Un hombre con la cabeza gacha no siempre es señal de sumisión. La idea de turno que ronda por sus pensamientos lo enreda al igual que una hiedra a un poste.
Un embotellamiento de palabras en su cabeza, una maraña de enunciados acosa la postura de su columna como si el teclado tuviera la respuesta a la cura del sida y no la quisiera contar.
Alrededor nada. O más bien, un inmenso tumulto de gritos, titulares que se desplazan en el aire, hasta que uno se gana un lugar en el podio y los otros caminan hacia el ataúd de las palabras desplazadas.
El hombre sigue en su estaticidad, pareciera que nada lo perturba en su observación, minuciosa claro, hacia las letras del teclado. Ni los alaridos dantescos que lo rodean logran dispersarlo de su labor, cabizbaja.
Si un decreto no lo prohibiera, lo rodearía el humo. El aire, ya espeso, comprueba que es tarde. El olor a café es inminente, sin importar las horas que murieron dentro de esas cuatro paredes.
El hombre escribe una frase a la que mira con recelo, como reprochándole la tardanza a una cita, desafiante. Las palabras brotan ahora de sus dedos bordando la página línea tras línea.
Alguien señala la pantalla con un gesto de reprobación, pero el hombre sigue, impregnando sus pensamientos en el crujir de cada tecla que se queja de a ratos.
Levanta la cabeza y mira la pantalla a modo de ritual, como si ante sus ojos pudiera levantarse el mejor relato escrito por Onetti o la peor balada que Sting escribió una mañana que se levantó de malhumor.
Comienza a leer tratando de evitar las voces a su alrededor, que se asemejan a bocinazos que aturden a alguien que se le apagó el auto en 18 de julio en hora pico, o voces chillonas de alguien que se queja porque le cobraron mal en la panadería.

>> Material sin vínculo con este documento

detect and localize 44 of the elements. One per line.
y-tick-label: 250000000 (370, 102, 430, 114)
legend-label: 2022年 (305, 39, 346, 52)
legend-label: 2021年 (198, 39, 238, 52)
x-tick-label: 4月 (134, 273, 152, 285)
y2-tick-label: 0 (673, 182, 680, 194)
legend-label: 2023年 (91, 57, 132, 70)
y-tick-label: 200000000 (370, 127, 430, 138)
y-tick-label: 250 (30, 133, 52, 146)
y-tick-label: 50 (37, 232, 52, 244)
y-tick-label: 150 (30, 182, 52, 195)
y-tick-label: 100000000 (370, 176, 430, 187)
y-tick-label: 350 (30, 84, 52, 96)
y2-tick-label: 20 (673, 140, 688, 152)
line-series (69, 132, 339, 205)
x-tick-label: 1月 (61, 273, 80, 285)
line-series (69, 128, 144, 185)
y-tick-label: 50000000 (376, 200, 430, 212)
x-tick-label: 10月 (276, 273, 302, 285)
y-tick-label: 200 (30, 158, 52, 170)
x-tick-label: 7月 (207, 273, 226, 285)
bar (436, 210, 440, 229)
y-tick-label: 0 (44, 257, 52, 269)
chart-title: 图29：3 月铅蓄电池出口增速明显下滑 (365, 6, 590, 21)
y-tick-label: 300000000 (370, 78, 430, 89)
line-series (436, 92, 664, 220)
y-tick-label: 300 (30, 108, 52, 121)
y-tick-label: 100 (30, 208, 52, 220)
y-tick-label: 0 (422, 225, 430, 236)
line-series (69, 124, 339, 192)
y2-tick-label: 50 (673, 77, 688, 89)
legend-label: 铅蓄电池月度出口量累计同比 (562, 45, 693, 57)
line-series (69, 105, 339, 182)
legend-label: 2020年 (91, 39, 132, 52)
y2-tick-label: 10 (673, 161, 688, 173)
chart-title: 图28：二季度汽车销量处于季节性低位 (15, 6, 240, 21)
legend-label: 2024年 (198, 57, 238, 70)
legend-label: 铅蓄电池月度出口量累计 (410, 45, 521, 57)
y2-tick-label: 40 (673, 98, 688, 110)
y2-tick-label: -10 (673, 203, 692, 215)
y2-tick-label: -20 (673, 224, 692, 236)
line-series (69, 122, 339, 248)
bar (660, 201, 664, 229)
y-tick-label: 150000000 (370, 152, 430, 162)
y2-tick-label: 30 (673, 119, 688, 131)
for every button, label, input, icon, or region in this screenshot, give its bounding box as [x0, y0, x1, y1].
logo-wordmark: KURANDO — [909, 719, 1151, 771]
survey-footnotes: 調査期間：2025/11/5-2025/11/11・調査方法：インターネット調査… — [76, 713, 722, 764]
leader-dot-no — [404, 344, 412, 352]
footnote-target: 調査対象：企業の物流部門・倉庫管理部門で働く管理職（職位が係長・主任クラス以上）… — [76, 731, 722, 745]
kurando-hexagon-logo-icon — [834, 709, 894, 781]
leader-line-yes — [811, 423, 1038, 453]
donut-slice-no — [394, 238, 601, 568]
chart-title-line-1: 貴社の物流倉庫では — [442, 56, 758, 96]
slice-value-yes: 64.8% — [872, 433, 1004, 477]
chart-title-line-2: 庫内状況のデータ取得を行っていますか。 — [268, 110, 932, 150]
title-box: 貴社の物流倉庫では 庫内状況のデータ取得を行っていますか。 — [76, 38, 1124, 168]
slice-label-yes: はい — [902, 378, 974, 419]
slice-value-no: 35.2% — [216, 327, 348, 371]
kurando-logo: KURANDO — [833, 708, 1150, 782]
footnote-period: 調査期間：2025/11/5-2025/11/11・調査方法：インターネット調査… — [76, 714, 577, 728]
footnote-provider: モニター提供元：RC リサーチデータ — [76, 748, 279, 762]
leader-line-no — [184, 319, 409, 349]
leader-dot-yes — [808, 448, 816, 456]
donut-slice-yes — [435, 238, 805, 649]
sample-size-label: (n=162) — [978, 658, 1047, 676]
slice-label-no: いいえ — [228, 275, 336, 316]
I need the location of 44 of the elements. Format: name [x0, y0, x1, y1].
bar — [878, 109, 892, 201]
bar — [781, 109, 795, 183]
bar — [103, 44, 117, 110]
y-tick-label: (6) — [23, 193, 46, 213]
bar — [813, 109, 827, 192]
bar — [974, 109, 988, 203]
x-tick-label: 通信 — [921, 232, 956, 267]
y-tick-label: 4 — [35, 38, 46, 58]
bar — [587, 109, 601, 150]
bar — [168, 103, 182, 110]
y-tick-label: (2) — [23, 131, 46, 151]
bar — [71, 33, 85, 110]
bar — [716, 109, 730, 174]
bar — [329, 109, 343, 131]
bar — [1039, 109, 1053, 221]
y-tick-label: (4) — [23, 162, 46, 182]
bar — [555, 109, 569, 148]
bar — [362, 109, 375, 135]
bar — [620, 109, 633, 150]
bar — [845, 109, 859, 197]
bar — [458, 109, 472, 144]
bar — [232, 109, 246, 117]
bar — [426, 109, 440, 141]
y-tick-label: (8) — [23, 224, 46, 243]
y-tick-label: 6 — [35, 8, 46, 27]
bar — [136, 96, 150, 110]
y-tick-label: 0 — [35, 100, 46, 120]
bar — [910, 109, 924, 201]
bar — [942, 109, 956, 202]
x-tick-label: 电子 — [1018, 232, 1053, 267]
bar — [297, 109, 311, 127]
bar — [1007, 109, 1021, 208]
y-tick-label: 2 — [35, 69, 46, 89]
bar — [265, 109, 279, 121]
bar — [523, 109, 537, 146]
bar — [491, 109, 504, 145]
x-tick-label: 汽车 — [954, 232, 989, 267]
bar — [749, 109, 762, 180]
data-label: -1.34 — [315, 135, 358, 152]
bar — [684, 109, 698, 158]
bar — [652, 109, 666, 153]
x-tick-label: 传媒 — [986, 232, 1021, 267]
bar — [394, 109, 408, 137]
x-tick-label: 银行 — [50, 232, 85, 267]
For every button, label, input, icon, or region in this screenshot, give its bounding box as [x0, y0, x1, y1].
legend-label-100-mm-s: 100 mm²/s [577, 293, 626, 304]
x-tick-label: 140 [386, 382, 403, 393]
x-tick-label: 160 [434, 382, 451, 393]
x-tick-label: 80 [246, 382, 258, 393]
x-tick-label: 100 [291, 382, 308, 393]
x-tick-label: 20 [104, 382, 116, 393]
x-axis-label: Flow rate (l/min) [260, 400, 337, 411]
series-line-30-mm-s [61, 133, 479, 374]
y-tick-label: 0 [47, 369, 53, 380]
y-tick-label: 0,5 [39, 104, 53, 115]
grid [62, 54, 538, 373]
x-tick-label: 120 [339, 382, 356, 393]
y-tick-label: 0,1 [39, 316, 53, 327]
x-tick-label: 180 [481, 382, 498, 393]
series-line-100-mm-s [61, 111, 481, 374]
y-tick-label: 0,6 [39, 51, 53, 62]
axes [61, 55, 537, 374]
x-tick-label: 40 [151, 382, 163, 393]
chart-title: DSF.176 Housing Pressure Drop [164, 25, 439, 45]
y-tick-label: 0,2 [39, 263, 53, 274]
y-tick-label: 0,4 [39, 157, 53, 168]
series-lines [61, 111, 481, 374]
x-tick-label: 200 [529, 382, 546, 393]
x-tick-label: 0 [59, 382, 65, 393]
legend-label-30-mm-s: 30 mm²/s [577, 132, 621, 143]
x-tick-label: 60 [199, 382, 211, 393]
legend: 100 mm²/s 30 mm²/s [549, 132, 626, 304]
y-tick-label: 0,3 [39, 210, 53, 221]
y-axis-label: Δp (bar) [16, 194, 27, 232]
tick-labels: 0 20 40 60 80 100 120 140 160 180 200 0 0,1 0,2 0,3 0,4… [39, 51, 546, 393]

Comienza el trabajo de minucioso relojero. Cada pieza cumple una función, el peroné en el esqueleto, el pestillo en la puerta, o el verbo en cada una de las oraciones que escribió. El hombre debe ser cauteloso, contornear con delicadeza cada una de sus ideas, para que luego alguien venga y le dibuje un garabato encima, anote un número telefónico, apoye una taza de café, o simplemente piense. El hombre está al tanto, pero sabe que su Picasso es el mejor que logró pintar. Lo mira con detenimiento, como una madre que acaba de dar a luz a un niño y ve su rostro por primera vez.
El hombre entrega su trabajo a una persona vestida de gris y con anteojos redondos.
Sabe que su ida será definitiva, pero solo por unas horas, hasta que el despertador suene a las 10 y una nueva nota lo llame para ser acariciada por sus manos.